AIPHES / emnlp19-moverscore

MoverScore: Text Generation Evaluating with Contextualized Embeddings and Earth Mover Distance
MIT License
192 stars 31 forks source link

Cannot reproduce your results #1

Closed george-philipp closed 4 years ago

george-philipp commented 4 years ago

Hey there,

Thank you for putting up this repo. I quickly run your method, the word mover distance with unigram, on the WMT17 de-en language pair, and the pearson correlation is only 0.645, quite worse from what you report in the paper. Can you double check the code release?

Also, it takes me 8 mins to run on these 560 sentences. Is this expected or am I doing something wrong?

andyweizhao commented 4 years ago

Thank you for your interest. This is a preliminary web service with major implementation included. To reproduce the numbers in paper, additional steps are required (need to slightly change the code.. but I will add them soon):

  1. use the BERT model fine-tuned on MNLI instead of the origin version.
  2. simply remove the subwords that contain "##" in the unigram setting, because the latter part like "ing" and "ed" is often nothing with the core meaning like "watching" and "watched".

Due to time constraints, the current version of web service supports CPU environment only, but it will have more features released in the next update.

george-philipp commented 4 years ago

hi @andyweizhao thank you for your swift reply.

I understand that the code base is not using the MNLI model. However, the correlation I computed is still worse than those shown in the BERT+PMEANS row.

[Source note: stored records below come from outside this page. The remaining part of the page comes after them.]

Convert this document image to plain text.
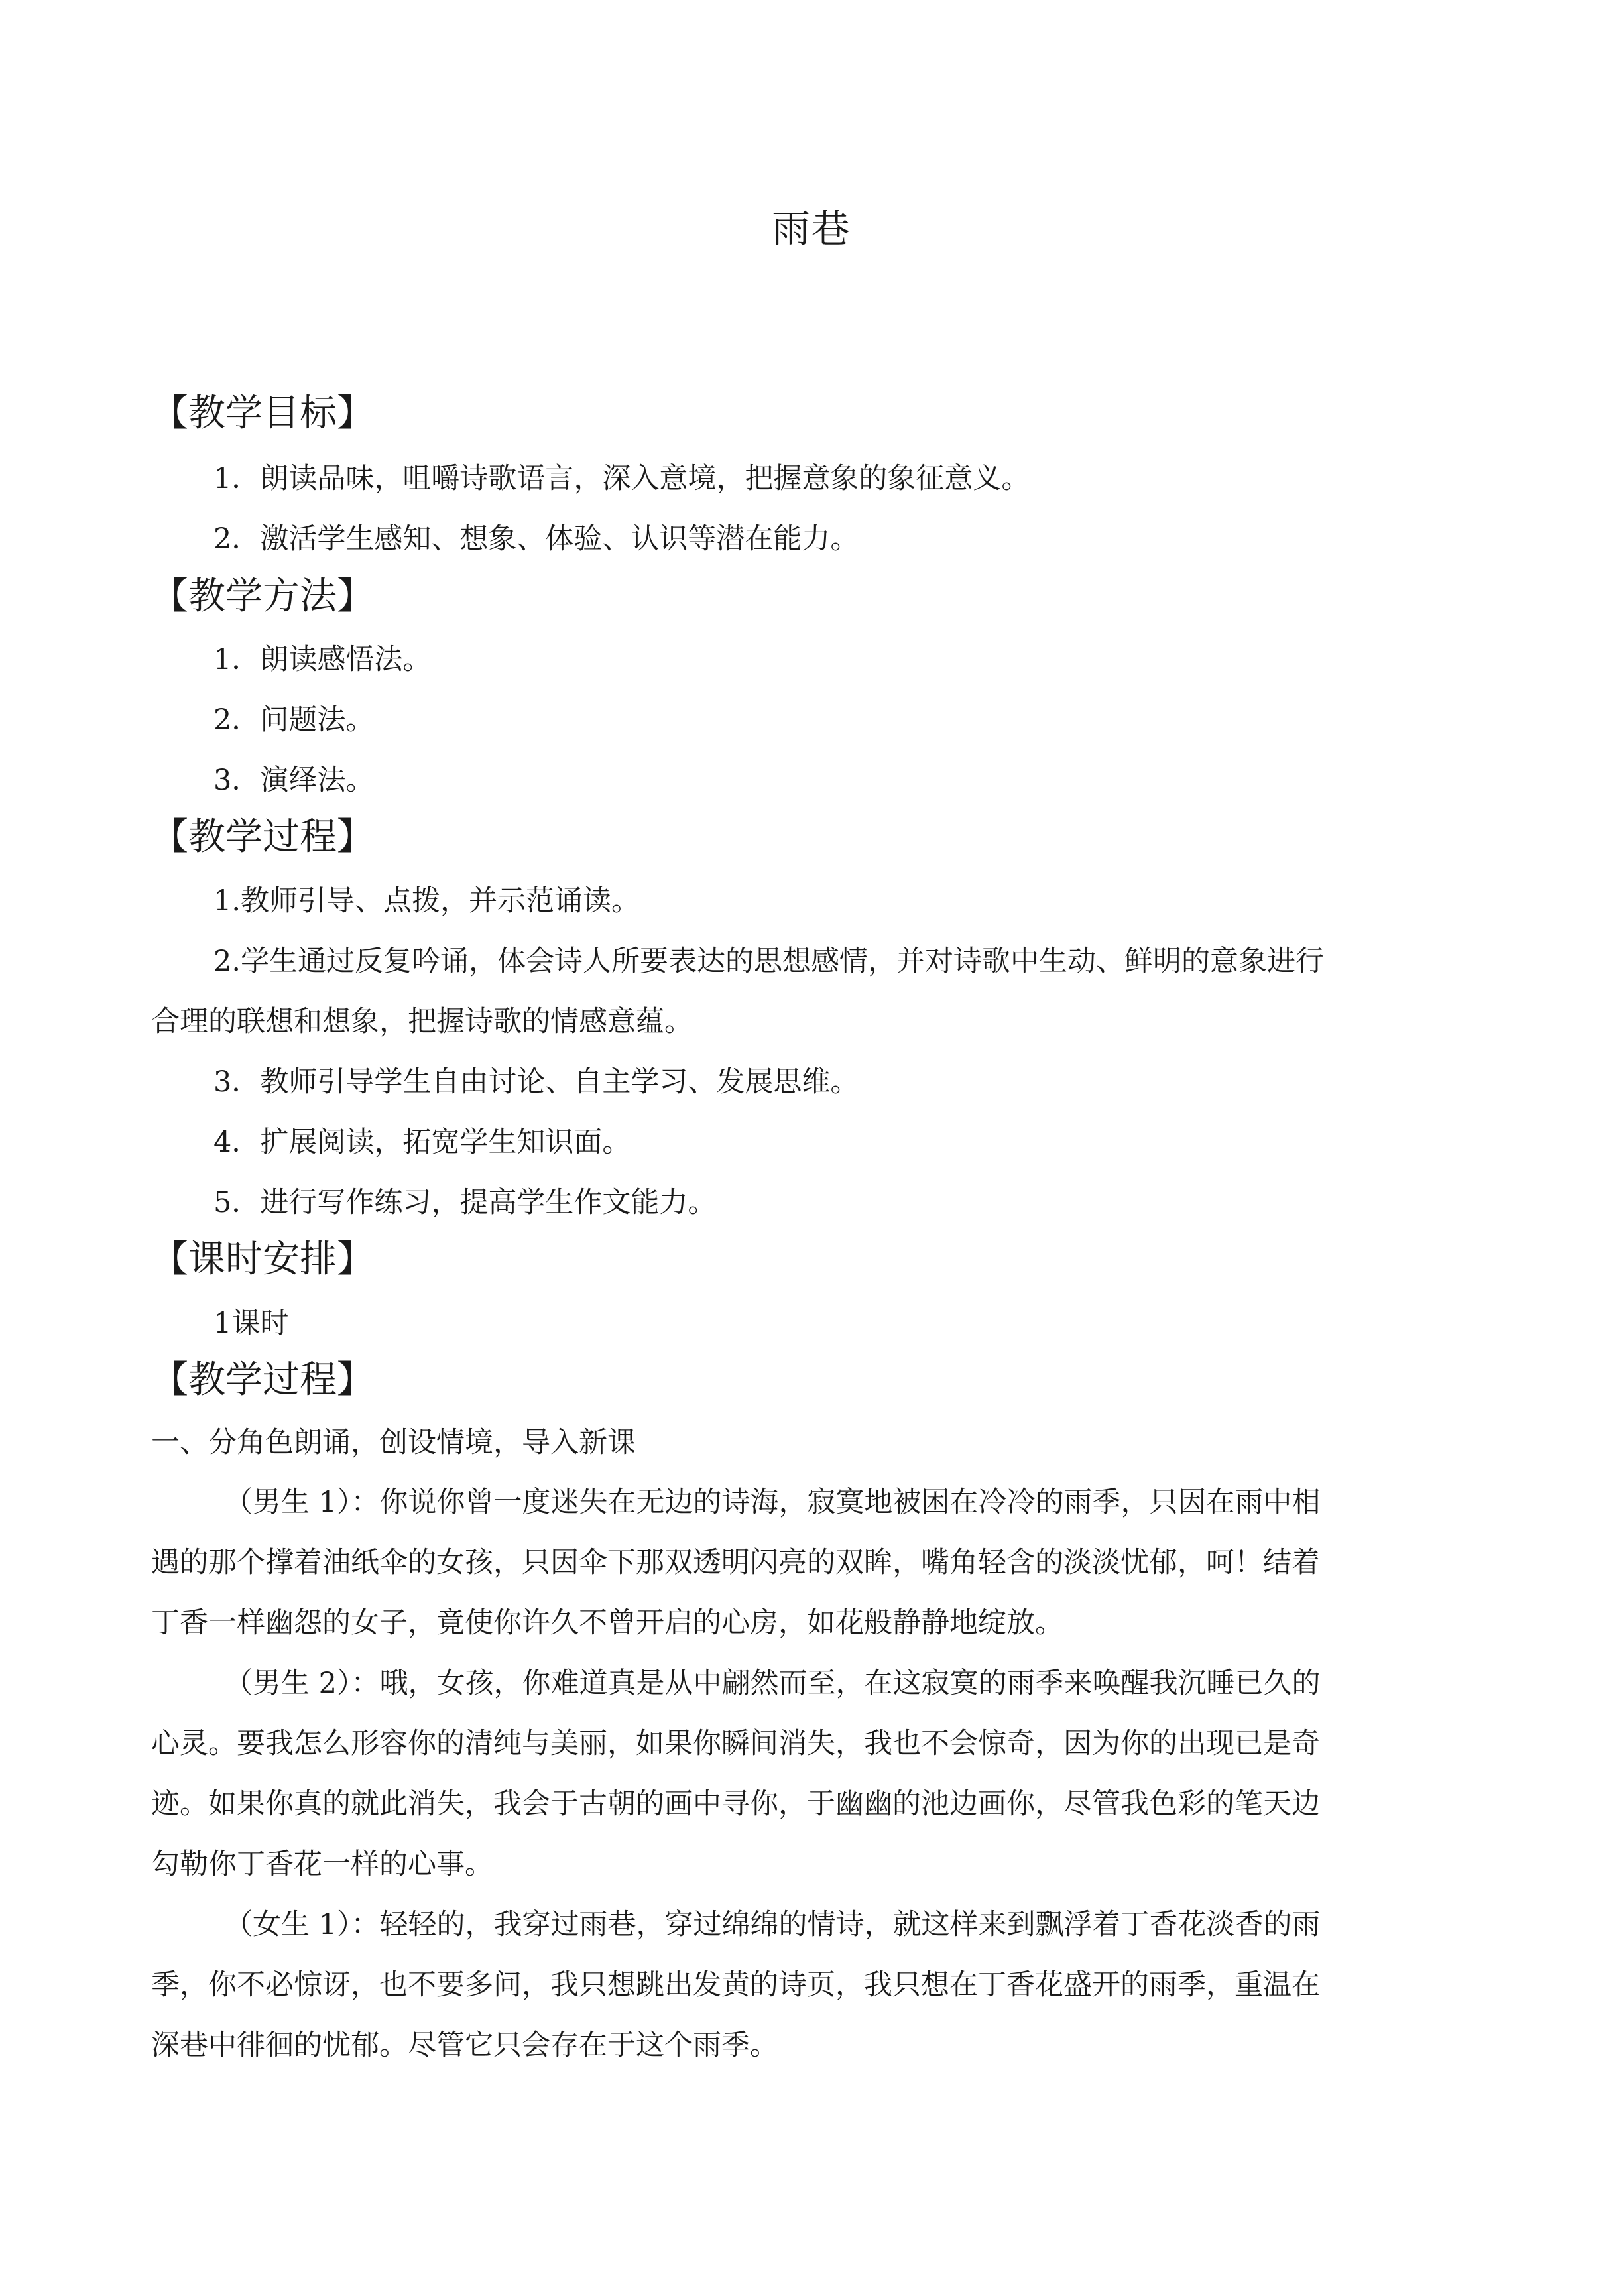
雨巷
【教学目标】
1．朗读品味，咀嚼诗歌语言，深入意境，把握意象的象征意义。
2．激活学生感知、想象、体验、认识等潜在能力。
【教学方法】
1．朗读感悟法。
2．问题法。
3．演绎法。
【教学过程】
1.教师引导、点拨，并示范诵读。
2.学生通过反复吟诵，体会诗人所要表达的思想感情，并对诗歌中生动、鲜明的意象进行
合理的联想和想象，把握诗歌的情感意蕴。
3．教师引导学生自由讨论、自主学习、发展思维。
4．扩展阅读，拓宽学生知识面。
5．进行写作练习，提高学生作文能力。
【课时安排】
1课时
【教学过程】
一、分角色朗诵，创设情境，导入新课
（男生 1）：你说你曾一度迷失在无边的诗海，寂寞地被困在冷冷的雨季，只因在雨中相
遇的那个撑着油纸伞的女孩，只因伞下那双透明闪亮的双眸，嘴角轻含的淡淡忧郁，呵！结着
丁香一样幽怨的女子，竟使你许久不曾开启的心房，如花般静静地绽放。
（男生 2）：哦，女孩，你难道真是从中翩然而至，在这寂寞的雨季来唤醒我沉睡已久的
心灵。要我怎么形容你的清纯与美丽，如果你瞬间消失，我也不会惊奇，因为你的出现已是奇
迹。如果你真的就此消失，我会于古朝的画中寻你，于幽幽的池边画你，尽管我色彩的笔天边
勾勒你丁香花一样的心事。
（女生 1）：轻轻的，我穿过雨巷，穿过绵绵的情诗，就这样来到飘浮着丁香花淡香的雨
季，你不必惊讶，也不要多问，我只想跳出发黄的诗页，我只想在丁香花盛开的雨季，重温在
深巷中徘徊的忧郁。尽管它只会存在于这个雨季。
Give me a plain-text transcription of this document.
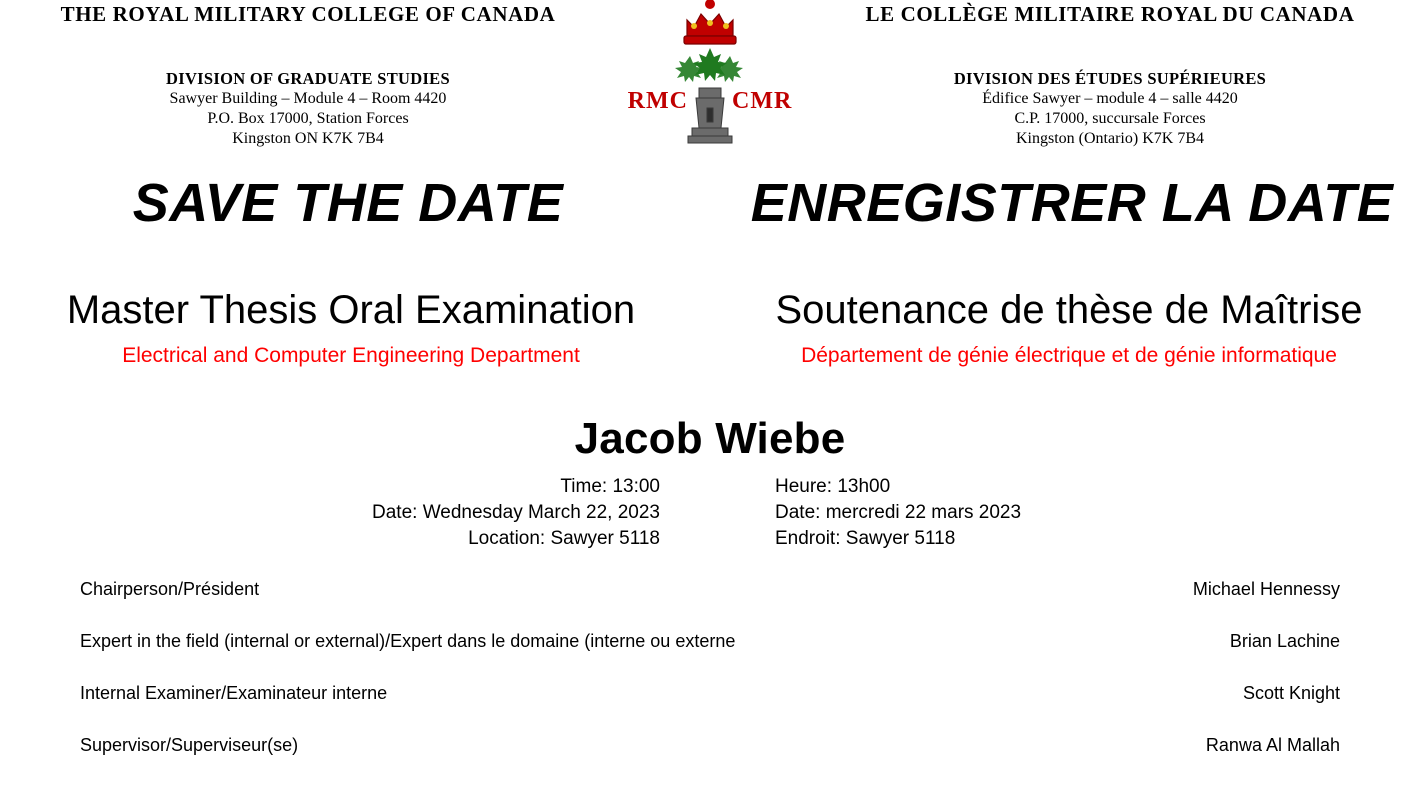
THE ROYAL MILITARY COLLEGE OF CANADA
DIVISION OF GRADUATE STUDIES
Sawyer Building – Module 4 – Room 4420
P.O. Box 17000, Station Forces
Kingston ON K7K 7B4
LE COLLÈGE MILITAIRE ROYAL DU CANADA
DIVISION DES ÉTUDES SUPÉRIEURES
Édifice Sawyer – module 4 – salle 4420
C.P. 17000, succursale Forces
Kingston (Ontario) K7K 7B4
RMC CMR
SAVE THE DATE	ENREGISTRER LA DATE
Master Thesis Oral Examination
Electrical and Computer Engineering Department
Soutenance de thèse de Maîtrise
Département de génie électrique et de génie informatique
Jacob Wiebe
Time: 13:00
Date: Wednesday March 22, 2023
Location: Sawyer 5118
Heure: 13h00
Date: mercredi 22 mars 2023
Endroit: Sawyer 5118
Chairperson/Président	Michael Hennessy
Expert in the field (internal or external)/Expert dans le domaine (interne ou externe	Brian Lachine
Internal Examiner/Examinateur interne	Scott Knight
Supervisor/Superviseur(se)	Ranwa Al Mallah
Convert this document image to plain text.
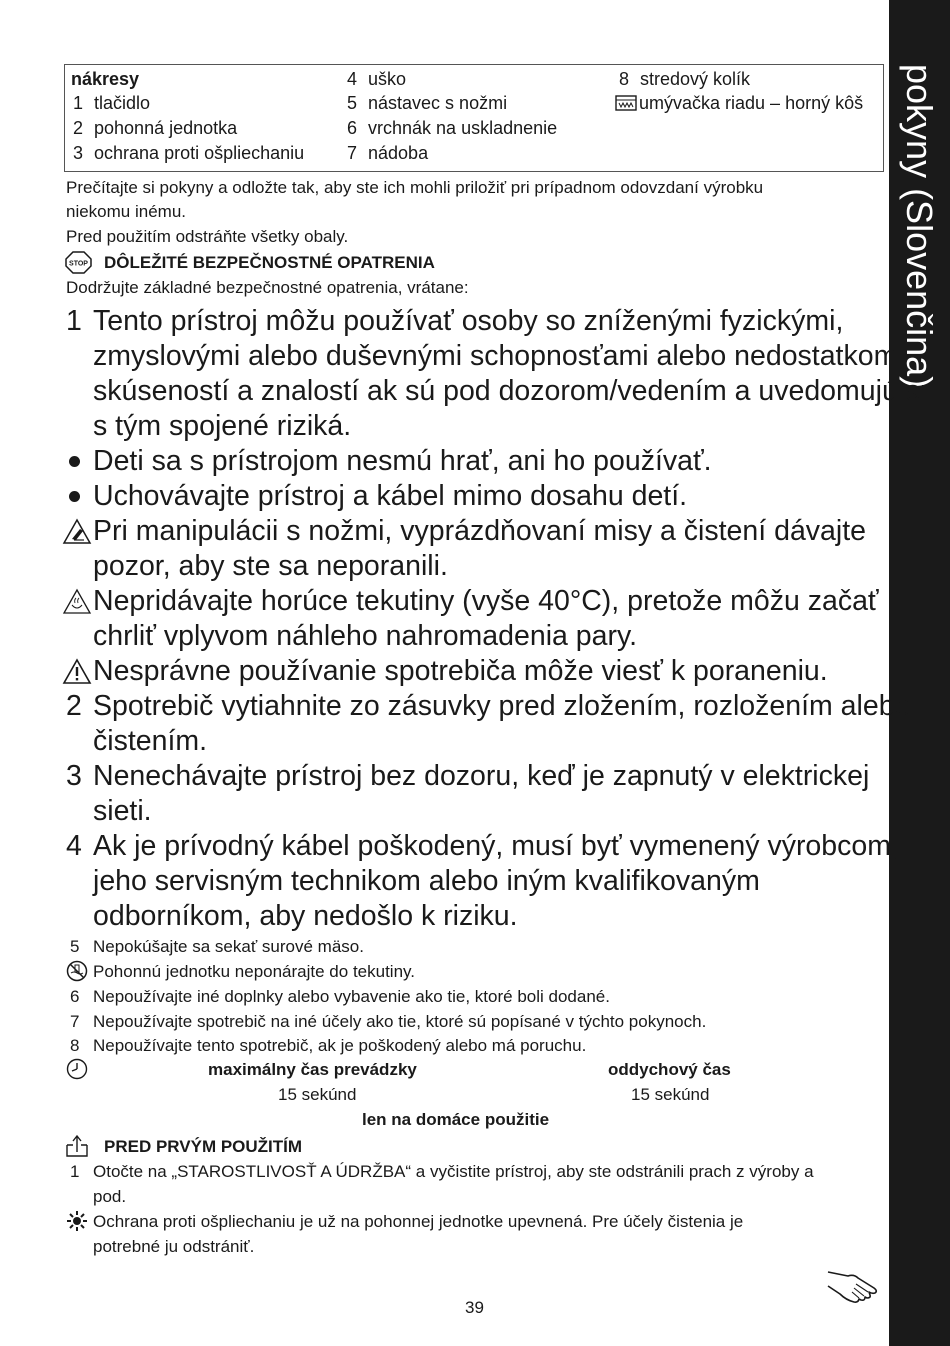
pokyny (Slovenčina)
nákresy
1 tlačidlo
2 pohonná jednotka
3 ochrana proti ošpliechaniu
4 uško
5 nástavec s nožmi
6 vrchnák na uskladnenie
7 nádoba
8 stredový kolík
umývačka riadu – horný kôš
Prečítajte si pokyny a odložte tak, aby ste ich mohli priložiť pri prípadnom odovzdaní výrobku
niekomu inému.
Pred použitím odstráňte všetky obaly.
STOP DÔLEŽITÉ BEZPEČNOSTNÉ OPATRENIA
Dodržujte základné bezpečnostné opatrenia, vrátane:
1 Tento prístroj môžu používať osoby so zníženými fyzickými,
zmyslovými alebo duševnými schopnosťami alebo nedostatkom
skúseností a znalostí ak sú pod dozorom/vedením a uvedomujú si
s tým spojené riziká.
Deti sa s prístrojom nesmú hrať, ani ho používať.
Uchovávajte prístroj a kábel mimo dosahu detí.
Pri manipulácii s nožmi, vyprázdňovaní misy a čistení dávajte
pozor, aby ste sa neporanili.
Nepridávajte horúce tekutiny (vyše 40°C), pretože môžu začať
chrliť vplyvom náhleho nahromadenia pary.
Nesprávne používanie spotrebiča môže viesť k poraneniu.
2 Spotrebič vytiahnite zo zásuvky pred zložením, rozložením alebo
čistením.
3 Nenechávajte prístroj bez dozoru, keď je zapnutý v elektrickej
sieti.
4 Ak je prívodný kábel poškodený, musí byť vymenený výrobcom,
jeho servisným technikom alebo iným kvalifikovaným
odborníkom, aby nedošlo k riziku.
5 Nepokúšajte sa sekať surové mäso.
Pohonnú jednotku neponárajte do tekutiny.
6 Nepoužívajte iné doplnky alebo vybavenie ako tie, ktoré boli dodané.
7 Nepoužívajte spotrebič na iné účely ako tie, ktoré sú popísané v týchto pokynoch.
8 Nepoužívajte tento spotrebič, ak je poškodený alebo má poruchu.
maximálny čas prevádzky
15 sekúnd
oddychový čas
15 sekúnd
len na domáce použitie
PRED PRVÝM POUŽITÍM
1 Otočte na „STAROSTLIVOSŤ A ÚDRŽBA“ a vyčistite prístroj, aby ste odstránili prach z výroby a
pod.
Ochrana proti ošpliechaniu je už na pohonnej jednotke upevnená. Pre účely čistenia je
potrebné ju odstrániť.
39
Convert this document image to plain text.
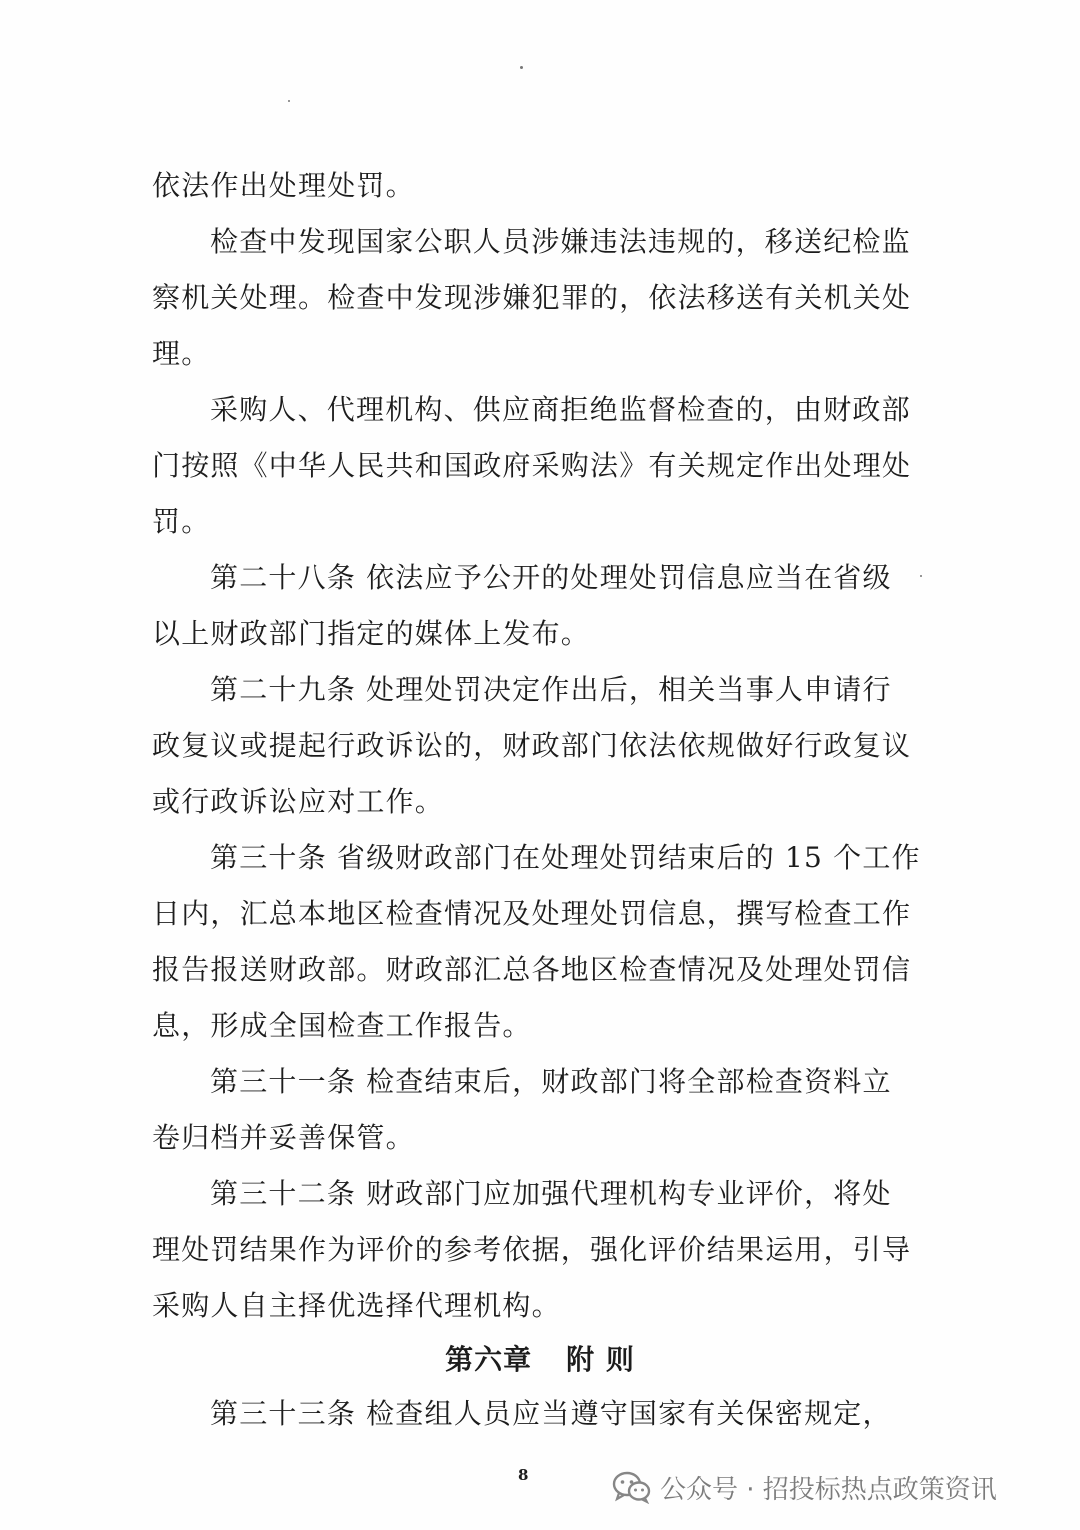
依法作出处理处罚。
检查中发现国家公职人员涉嫌违法违规的，移送纪检监
察机关处理。检查中发现涉嫌犯罪的，依法移送有关机关处
理。
采购人、代理机构、供应商拒绝监督检查的，由财政部
门按照《中华人民共和国政府采购法》有关规定作出处理处
罚。
第二十八条 依法应予公开的处理处罚信息应当在省级
以上财政部门指定的媒体上发布。
第二十九条 处理处罚决定作出后，相关当事人申请行
政复议或提起行政诉讼的，财政部门依法依规做好行政复议
或行政诉讼应对工作。
第三十条 省级财政部门在处理处罚结束后的 15 个工作
日内，汇总本地区检查情况及处理处罚信息，撰写检查工作
报告报送财政部。财政部汇总各地区检查情况及处理处罚信
息，形成全国检查工作报告。
第三十一条 检查结束后，财政部门将全部检查资料立
卷归档并妥善保管。
第三十二条 财政部门应加强代理机构专业评价，将处
理处罚结果作为评价的参考依据，强化评价结果运用，引导
采购人自主择优选择代理机构。
第六章 附 则
第三十三条 检查组人员应当遵守国家有关保密规定，
8	公众号 · 招投标热点政策资讯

By the way, do you apply this trick (removing subwords) for all of the studies in your paper? For example, do you also use this trick for the HMD + BERT in table 5?

andyweizhao commented 4 years ago

Hi George,

I forgot one additional step: TF-IDF weights are required. I will try to fix these issues this week.

When combining BERT-MNLI, TF-IDF and removing subwords, you will see the similar numbers as the ones below in my server (wmd-unigram): de-en {'pearson': 0.7082533292728657}

I used this trick in all tasks and most of language pairs except "fi-en" and "lv-en"..

andyweizhao commented 4 years ago

I just updated the repo to support the reproducibility on MT. I will close the current issue, please create new ones if you have additional questions.

george-philipp commented 4 years ago

Wow thank you for making this happen. This is very helpful.

I try to run the codes but seems like some of the files are missing, namely the translation data. Could you be so kind to also upload them?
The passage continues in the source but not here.